Techno is different. To start with, it is made almost exclusively by boys and the more serious (or, if you like, sad) fans are boys. Increasingly, techno bands have drawn on the chaotic, transporting energy of the ebst rock bands and, like the Prodigy, put on extravegantly entertaining live shows. Oasis just stand there, but you cant take your eyes off the Prodigy as the frontline trio of Flint, MC Maxim Reality and dancer Leeroy Thornhill confront Howlett's strident riffs and rhythms. They even have costume changes. So, when Flint approached Howlett with the idea of doing a vocal track, something they had never done before, it made sense. This led to Firestarter and its invigorating sibling, Breathe. An album, originally due about now, will be released early next year.

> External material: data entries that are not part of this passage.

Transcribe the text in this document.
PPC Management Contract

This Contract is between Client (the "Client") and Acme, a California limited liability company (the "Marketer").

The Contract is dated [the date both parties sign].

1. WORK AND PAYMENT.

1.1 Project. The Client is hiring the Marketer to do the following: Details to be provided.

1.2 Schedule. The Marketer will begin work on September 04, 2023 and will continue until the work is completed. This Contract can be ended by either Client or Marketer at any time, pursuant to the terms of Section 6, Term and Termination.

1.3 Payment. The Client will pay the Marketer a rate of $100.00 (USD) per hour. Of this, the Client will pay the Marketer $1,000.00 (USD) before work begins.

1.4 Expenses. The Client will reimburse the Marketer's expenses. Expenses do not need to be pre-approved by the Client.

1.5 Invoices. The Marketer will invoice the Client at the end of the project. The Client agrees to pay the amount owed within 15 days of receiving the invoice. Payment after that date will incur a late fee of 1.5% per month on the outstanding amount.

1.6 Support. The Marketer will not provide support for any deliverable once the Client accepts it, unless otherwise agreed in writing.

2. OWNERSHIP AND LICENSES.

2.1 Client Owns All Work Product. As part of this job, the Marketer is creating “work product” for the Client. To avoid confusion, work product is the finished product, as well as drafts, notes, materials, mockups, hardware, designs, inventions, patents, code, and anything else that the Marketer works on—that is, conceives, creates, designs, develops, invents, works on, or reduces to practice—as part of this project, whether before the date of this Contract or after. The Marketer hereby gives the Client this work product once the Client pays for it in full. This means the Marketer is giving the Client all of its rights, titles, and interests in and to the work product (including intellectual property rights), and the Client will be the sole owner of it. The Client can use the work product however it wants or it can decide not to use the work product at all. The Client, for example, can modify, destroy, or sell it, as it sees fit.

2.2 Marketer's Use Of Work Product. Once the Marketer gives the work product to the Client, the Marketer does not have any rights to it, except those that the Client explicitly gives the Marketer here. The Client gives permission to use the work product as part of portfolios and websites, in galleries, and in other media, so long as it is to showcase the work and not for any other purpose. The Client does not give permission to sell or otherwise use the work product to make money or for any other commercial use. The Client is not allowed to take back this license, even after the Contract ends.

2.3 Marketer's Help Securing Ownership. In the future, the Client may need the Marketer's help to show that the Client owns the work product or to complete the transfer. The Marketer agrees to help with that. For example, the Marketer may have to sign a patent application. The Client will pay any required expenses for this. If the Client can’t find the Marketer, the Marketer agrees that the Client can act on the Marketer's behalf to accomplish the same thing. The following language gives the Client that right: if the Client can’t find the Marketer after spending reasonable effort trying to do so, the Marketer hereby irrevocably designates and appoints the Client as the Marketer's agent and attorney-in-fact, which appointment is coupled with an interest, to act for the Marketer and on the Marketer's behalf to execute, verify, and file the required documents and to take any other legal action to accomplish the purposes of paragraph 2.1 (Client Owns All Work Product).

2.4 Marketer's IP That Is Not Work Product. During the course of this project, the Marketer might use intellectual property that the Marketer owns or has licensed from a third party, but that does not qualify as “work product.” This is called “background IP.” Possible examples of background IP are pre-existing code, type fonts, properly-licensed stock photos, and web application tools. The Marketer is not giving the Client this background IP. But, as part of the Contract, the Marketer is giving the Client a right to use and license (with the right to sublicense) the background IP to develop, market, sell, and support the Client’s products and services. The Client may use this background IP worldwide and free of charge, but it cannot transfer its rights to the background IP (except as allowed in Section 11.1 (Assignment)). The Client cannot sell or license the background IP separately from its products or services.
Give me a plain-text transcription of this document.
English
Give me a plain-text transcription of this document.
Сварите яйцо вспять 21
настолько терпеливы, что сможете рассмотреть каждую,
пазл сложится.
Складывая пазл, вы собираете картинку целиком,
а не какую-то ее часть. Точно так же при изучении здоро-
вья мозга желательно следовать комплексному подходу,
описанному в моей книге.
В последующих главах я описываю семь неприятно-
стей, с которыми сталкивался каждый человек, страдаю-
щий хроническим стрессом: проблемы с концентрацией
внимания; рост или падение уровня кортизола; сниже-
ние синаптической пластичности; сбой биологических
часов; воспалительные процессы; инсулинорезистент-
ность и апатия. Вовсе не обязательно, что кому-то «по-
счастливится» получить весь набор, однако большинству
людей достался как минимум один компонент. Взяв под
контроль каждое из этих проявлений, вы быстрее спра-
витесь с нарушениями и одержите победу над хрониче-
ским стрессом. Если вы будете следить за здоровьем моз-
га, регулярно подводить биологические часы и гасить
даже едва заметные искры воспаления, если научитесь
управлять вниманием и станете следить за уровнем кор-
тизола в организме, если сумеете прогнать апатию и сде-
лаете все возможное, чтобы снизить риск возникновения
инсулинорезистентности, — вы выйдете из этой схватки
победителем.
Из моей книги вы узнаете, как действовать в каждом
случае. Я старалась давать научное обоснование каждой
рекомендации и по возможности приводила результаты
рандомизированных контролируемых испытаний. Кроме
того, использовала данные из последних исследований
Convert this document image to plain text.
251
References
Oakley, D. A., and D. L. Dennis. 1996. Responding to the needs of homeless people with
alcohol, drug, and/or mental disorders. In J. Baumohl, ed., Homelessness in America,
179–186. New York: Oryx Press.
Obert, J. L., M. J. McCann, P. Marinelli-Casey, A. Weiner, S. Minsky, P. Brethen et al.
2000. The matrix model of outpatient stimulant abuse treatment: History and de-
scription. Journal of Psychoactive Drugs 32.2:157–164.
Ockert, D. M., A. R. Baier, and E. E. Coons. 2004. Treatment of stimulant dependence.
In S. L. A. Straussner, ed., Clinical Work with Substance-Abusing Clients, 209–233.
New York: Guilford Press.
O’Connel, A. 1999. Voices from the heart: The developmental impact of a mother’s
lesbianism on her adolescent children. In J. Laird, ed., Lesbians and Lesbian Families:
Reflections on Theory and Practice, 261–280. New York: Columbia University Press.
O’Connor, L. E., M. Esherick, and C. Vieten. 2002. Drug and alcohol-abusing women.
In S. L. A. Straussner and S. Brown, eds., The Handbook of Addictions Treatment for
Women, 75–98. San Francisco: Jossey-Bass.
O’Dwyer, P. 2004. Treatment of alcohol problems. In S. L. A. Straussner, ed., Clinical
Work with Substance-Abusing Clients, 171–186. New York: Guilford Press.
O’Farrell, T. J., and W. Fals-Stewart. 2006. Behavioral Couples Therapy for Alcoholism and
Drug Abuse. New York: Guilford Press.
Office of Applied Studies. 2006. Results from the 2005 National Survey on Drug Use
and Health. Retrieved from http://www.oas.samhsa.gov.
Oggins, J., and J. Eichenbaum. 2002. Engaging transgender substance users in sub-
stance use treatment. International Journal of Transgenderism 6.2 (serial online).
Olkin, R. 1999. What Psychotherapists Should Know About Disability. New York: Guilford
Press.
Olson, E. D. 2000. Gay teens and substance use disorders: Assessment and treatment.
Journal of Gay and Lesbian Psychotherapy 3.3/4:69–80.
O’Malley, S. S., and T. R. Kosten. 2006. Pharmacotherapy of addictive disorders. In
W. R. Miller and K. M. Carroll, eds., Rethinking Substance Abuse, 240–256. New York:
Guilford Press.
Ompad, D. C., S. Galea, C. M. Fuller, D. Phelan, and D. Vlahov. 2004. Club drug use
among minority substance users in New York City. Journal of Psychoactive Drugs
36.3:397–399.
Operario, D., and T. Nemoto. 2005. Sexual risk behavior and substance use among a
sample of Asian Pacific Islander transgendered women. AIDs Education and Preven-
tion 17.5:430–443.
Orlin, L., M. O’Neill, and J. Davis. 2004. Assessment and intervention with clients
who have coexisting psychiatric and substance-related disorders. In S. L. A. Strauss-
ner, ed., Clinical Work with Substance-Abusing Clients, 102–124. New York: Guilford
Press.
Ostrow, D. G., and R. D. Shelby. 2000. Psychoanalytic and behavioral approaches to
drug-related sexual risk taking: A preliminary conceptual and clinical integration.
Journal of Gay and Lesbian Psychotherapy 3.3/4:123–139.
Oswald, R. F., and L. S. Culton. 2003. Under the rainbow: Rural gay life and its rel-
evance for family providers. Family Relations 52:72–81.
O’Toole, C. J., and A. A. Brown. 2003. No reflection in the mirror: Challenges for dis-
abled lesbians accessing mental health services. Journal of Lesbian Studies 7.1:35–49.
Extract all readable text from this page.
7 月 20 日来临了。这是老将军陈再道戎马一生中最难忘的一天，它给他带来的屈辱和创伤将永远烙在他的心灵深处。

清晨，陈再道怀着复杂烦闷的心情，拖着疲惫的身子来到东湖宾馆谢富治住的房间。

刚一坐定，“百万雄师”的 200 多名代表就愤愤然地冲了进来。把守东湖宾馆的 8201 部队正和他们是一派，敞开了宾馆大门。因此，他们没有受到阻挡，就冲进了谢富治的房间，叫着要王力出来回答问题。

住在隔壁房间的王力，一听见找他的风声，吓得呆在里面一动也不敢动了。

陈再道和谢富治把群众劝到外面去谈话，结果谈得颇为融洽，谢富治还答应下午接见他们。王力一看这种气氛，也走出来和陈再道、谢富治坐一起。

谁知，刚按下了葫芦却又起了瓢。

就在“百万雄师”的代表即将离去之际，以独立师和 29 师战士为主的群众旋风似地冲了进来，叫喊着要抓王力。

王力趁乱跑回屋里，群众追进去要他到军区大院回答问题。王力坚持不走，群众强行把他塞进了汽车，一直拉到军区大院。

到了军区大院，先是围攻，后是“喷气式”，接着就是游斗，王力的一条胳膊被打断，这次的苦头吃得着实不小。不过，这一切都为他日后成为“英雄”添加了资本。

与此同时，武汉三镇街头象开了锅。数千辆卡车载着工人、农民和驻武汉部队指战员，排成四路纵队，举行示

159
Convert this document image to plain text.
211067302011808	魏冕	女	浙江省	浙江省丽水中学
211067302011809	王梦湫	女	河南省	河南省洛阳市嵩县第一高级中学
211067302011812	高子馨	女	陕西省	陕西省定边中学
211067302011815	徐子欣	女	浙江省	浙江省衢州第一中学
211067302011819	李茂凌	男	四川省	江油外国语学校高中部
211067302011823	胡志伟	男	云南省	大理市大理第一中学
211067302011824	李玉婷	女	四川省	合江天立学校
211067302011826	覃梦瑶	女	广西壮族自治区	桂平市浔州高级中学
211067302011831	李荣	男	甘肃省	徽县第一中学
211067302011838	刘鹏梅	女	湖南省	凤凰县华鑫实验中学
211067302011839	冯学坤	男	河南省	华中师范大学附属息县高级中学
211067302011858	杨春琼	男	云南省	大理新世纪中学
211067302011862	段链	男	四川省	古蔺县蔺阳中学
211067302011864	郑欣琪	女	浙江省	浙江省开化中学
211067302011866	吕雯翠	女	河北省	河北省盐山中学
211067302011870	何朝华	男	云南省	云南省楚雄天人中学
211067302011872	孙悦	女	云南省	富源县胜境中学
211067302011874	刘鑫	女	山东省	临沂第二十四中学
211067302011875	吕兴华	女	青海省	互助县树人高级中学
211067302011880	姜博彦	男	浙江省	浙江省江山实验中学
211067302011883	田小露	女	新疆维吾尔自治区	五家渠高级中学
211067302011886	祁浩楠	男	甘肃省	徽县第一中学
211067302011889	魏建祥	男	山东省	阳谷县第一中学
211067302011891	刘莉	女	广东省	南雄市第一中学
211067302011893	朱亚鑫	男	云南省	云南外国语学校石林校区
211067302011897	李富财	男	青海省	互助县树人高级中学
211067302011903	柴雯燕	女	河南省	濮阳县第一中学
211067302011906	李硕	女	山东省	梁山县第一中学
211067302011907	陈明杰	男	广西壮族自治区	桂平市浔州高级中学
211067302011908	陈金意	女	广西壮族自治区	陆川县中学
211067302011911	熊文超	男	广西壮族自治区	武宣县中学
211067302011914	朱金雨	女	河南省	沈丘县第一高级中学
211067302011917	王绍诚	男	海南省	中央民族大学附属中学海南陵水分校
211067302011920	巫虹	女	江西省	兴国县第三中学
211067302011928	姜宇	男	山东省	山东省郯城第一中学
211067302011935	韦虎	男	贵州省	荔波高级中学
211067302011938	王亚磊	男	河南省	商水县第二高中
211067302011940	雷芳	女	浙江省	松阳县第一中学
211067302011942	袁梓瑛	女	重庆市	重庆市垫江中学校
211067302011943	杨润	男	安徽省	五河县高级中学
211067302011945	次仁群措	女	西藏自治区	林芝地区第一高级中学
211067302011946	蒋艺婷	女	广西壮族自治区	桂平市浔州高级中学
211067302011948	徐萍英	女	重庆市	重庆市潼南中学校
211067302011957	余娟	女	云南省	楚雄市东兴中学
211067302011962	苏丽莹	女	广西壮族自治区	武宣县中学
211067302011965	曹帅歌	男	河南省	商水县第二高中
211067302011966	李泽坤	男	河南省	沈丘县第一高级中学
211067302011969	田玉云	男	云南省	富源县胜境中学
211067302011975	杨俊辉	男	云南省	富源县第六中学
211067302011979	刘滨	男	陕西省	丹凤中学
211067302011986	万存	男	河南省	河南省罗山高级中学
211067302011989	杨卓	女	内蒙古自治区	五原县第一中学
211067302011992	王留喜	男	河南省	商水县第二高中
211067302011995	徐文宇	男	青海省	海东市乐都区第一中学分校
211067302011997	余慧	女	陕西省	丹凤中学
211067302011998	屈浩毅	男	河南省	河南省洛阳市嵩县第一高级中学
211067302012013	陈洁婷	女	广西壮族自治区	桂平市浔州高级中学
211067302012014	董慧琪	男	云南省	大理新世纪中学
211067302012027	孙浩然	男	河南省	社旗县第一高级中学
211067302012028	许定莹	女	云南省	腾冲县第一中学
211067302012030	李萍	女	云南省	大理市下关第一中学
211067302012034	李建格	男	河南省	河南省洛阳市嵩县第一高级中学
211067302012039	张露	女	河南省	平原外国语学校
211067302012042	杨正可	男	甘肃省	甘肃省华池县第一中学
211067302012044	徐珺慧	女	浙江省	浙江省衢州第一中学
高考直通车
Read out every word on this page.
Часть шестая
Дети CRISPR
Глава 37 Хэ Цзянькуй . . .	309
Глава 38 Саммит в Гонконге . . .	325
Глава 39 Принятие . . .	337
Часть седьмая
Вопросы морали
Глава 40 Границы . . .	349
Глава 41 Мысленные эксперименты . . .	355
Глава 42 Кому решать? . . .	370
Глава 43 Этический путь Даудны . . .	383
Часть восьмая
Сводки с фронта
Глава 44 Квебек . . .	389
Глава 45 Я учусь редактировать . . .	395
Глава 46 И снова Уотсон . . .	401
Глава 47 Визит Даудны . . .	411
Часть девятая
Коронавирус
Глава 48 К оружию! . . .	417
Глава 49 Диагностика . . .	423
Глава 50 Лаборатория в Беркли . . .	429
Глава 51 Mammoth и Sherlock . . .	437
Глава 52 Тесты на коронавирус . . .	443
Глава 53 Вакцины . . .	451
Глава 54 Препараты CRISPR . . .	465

The past six months have left Howlett, whose hobbies include fast cars and skateboarding, with some difficult choices to make. He does not regard the Prodigy as a techno group. Howlett may have begun as a purveyor of tunes to the discerning raver, but he mistrusts, even despises, club music now. What kind of act does he want to be?

"We've always said in interviews that we don't want to be a techno band," he says. "We don't want to give up writing good dance music and start writing dodgy rock'n'roll music, but that's the energy were interested in at the moment. I wanted to make something more anarchic. You see, I didn't really expect 'Firestarter' to be accepted so well. "

The mistake, according to Howlett, is to see his music as futuristic. You can see his point. As on Firestarter, the earth-shaking rush of the bass on Breathe, the crunchy guitars, otherworldly, electronic instrumentation and Flint's demented vocal, combine the ethereal dance experience with the visceral thrill of rock - all things that have been heard before, but never before in quite this way. Like all the best things in life, the Prodigy defy definition - and, incidentally, the new video is every bit as scary as the last.